Флори пока не проронил ни слова. Хотя вообще-то он любил поговорить, но в клубных разговорах почти не принимал участия и сейчас читал статью Гилберта Честертона в «Лондонских новостях», левой рукой гладя положившую голову ему на колени Фло. Эллис, однако, был из породы неотвязных. Он повторил вопрос, Флори поднял глаза, их взгляды встретились. Тут же у Эллиса побелели ноздри, и кожа вокруг носа стала пепельной. Внезапно он разразился бешеной руганью, которая могла бы ошеломить, если бы в клубе не привыкли к ежедневным подобным взрывам.
– Это что ж? Я-то думал, что, когда надо отстоять единственное место, где со своими посидишь, отдохнешь от вонючих черных свиней, у тебя стыда хватит поддержать меня. Даром, что один вшивый доктор, пидор чернозадый, тебе дружок. Мне наплевать, что ты братков с помойки подбираешь. Нравится шляться к Верасвами, виски жрать с негритосами – давай! Когда не в клубе, так твори что хочешь. Но, клянусь богом, если кой-кому охота сюда черных, тут уж не выйдет. Сдается мне, ты бы не прочь протолкнуть в клуб своего Верасвами? Чтоб он тут в наши разговоры лез, руки нам жал поганой потной лапой и чесноком вонял.
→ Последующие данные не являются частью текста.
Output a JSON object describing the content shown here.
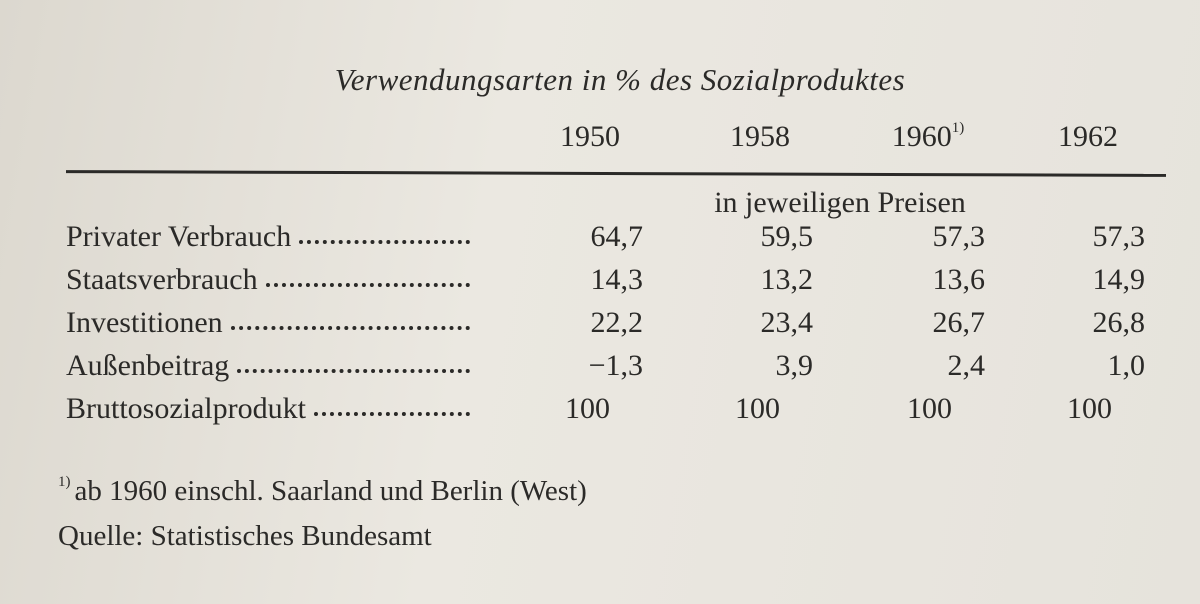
{
  "title": "Verwendungsarten in % des Sozialproduktes",
  "table": {
    "columns": [
      {
        "label": "1950"
      },
      {
        "label": "1958"
      },
      {
        "label": "1960",
        "note": "1)"
      },
      {
        "label": "1962"
      }
    ],
    "subheader": "in jeweiligen Preisen",
    "rows": [
      {
        "label": "Privater Verbrauch",
        "values": [
          "64,7",
          "59,5",
          "57,3",
          "57,3"
        ]
      },
      {
        "label": "Staatsverbrauch",
        "values": [
          "14,3",
          "13,2",
          "13,6",
          "14,9"
        ]
      },
      {
        "label": "Investitionen",
        "values": [
          "22,2",
          "23,4",
          "26,7",
          "26,8"
        ]
      },
      {
        "label": "Außenbeitrag",
        "values": [
          "−1,3",
          "3,9",
          "2,4",
          "1,0"
        ]
      },
      {
        "label": "Bruttosozialprodukt",
        "values": [
          "100",
          "100",
          "100",
          "100"
        ]
      }
    ]
  },
  "footnote": {
    "marker": "1)",
    "text": "ab 1960 einschl. Saarland und Berlin (West)"
  },
  "source": "Quelle: Statistisches Bundesamt"
}
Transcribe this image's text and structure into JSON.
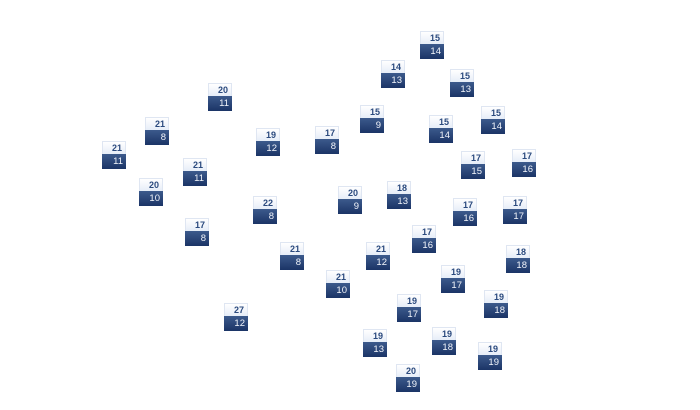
{
  "colors": {
    "label_top_text": "#2b4a7e",
    "label_bottom_bg": "#1b3466",
    "label_bottom_text": "#f2f5fb"
  },
  "markers": [
    {
      "top": "15",
      "bottom": "14"
    },
    {
      "top": "14",
      "bottom": "13"
    },
    {
      "top": "15",
      "bottom": "13"
    },
    {
      "top": "20",
      "bottom": "11"
    },
    {
      "top": "15",
      "bottom": "9"
    },
    {
      "top": "15",
      "bottom": "14"
    },
    {
      "top": "15",
      "bottom": "14"
    },
    {
      "top": "21",
      "bottom": "8"
    },
    {
      "top": "19",
      "bottom": "12"
    },
    {
      "top": "17",
      "bottom": "8"
    },
    {
      "top": "21",
      "bottom": "11"
    },
    {
      "top": "17",
      "bottom": "15"
    },
    {
      "top": "17",
      "bottom": "16"
    },
    {
      "top": "21",
      "bottom": "11"
    },
    {
      "top": "20",
      "bottom": "10"
    },
    {
      "top": "20",
      "bottom": "9"
    },
    {
      "top": "18",
      "bottom": "13"
    },
    {
      "top": "22",
      "bottom": "8"
    },
    {
      "top": "17",
      "bottom": "16"
    },
    {
      "top": "17",
      "bottom": "17"
    },
    {
      "top": "17",
      "bottom": "8"
    },
    {
      "top": "17",
      "bottom": "16"
    },
    {
      "top": "21",
      "bottom": "8"
    },
    {
      "top": "21",
      "bottom": "12"
    },
    {
      "top": "18",
      "bottom": "18"
    },
    {
      "top": "21",
      "bottom": "10"
    },
    {
      "top": "19",
      "bottom": "17"
    },
    {
      "top": "19",
      "bottom": "18"
    },
    {
      "top": "19",
      "bottom": "17"
    },
    {
      "top": "27",
      "bottom": "12"
    },
    {
      "top": "19",
      "bottom": "13"
    },
    {
      "top": "19",
      "bottom": "18"
    },
    {
      "top": "19",
      "bottom": "19"
    },
    {
      "top": "20",
      "bottom": "19"
    }
  ]
}
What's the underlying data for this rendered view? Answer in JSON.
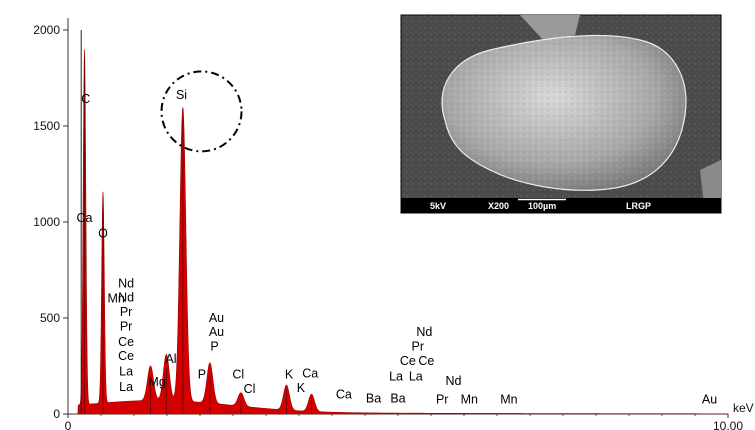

Ей-богу, если эта харя только в дверь сунется, вышибу пинком под зад! Рыло чумазое, скотина …! И т. п.
Монолог длился несколько минут. Звучало это любопытно, ибо говорилось от всего сердца. Эллис искренне ненавидел восточных людей, ненавидел с острым физическим отвращением. Годами живя среди бирманцев, он так и не привык к их смуглым лицам, любая тень симпатии к туземцам виделась ему жутким извращением. Он был неглупым человеком и дельным служащим, просто такого типа англичанам – обычно не слишком удачливым – нельзя позволять даже приближаться к Востоку.
5
Дравид – представитель древнейшей индийской (видимо, доарийской) группы народов, населяющих главным образом Южную Индию, принадлежащих к дравидийскому расовому типу и говорящих на языках дравидийской семьи (тамильском, телугу, малайялам и т. д.).